| | Dead Poets Society has hundreds of positive, enthusiastic and inspired hits all over Google. I have yet to find someone who did not like it, except those who loved it.
According to Wikipedia: It won the Academy Award for Writing Original Screenplay, and was nominated for Best Actor in a Leading Role (Robin Williams), Best Director and Best Picture. The film has become standard viewing for high school English classes in North America."
Even the Washington Post could not pan the movie, try as they might. "This solid, smart entertainment will shake you down too -- in the good sense. You'll be reaching for Shelley. Okay, maybe you won't reach for Shelley (unless you're sitting next to someone named Shelley).
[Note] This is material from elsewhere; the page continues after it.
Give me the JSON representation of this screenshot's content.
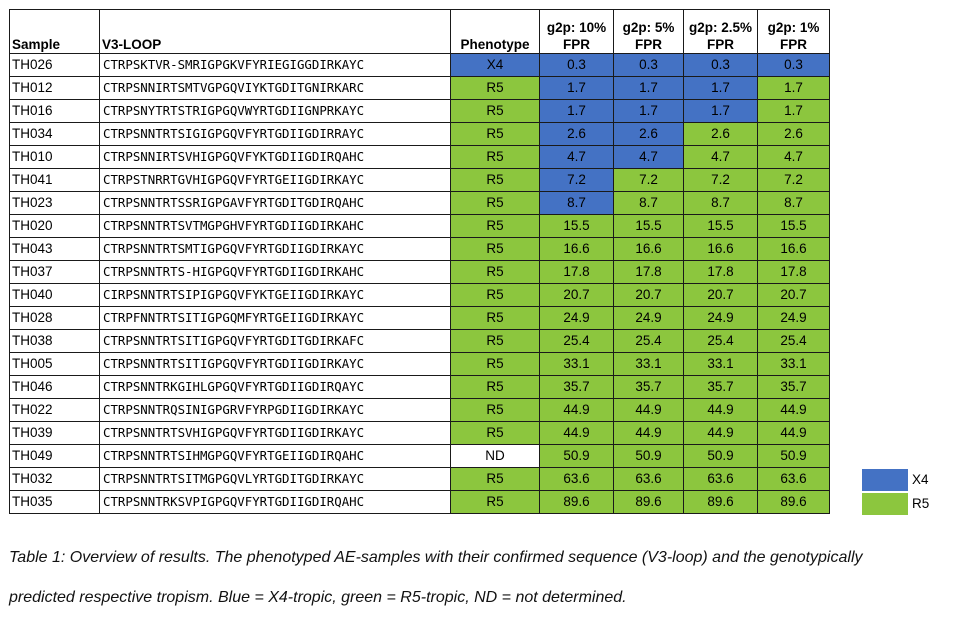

You'll go home and fall asleep -- but before you do, you'll feel like maybe you want to read poetry. Sometime. Meanwhile, you'll love the movie. "Sure, the heroes (Williams and the Disciples of Smug) and villains (academic crustaceans and med-school-pushing parents) are arranged in a convenient moral gallery. But the performances, Weir's adroit direction and John Seale's superb cinematography take care of that banality. "... if you've lived more than five minutes (and they won't let you into the theater otherwise), you already know that most romantic flights of fancy inevitably crash-land. And, in any case, "Poets" also ends with an uplifting note that peals a bell for intellectual freedom, creativity and, if nothing else, more Robin Williams movies."
I confess to being moved, not so much by the film -- as enjoyable and predictable as it was -- as by the door it opened for me into poetry. I have never been a poetry kind of guy. After discovering Ayn Rand and Romanticism in high school, I paid the bucks for Shelley, Byron and Keats, but they were as pointless as Hawthorne. I wanted to like them because Ayn Rand said so, but I just did not "get" it. After Dead Poets, I gave it another shot, buying several anthologies and finding in them some works I could understand. Reading Whitman's Captain in this review ( http://www.generationterrorists.com/quotes/dps.html ) would have made me cry were I not in an administrative office right now.
Finally, there is Robin Williams. I believe that with Dustin Hoffman, he is one of the few true actors we see in Cineplex-47 mainstream films. (Has anyone seen Clint Eastwood cry? Even Bruce Willis can do that, but then, suffering is the one skill Bruce Willis brings to the set. Two cheers for both of Johnny Depp's dimensions! But "Best Actor" goes to Russell Crowe who really acted as if he were intelligent in Beautful Mind.)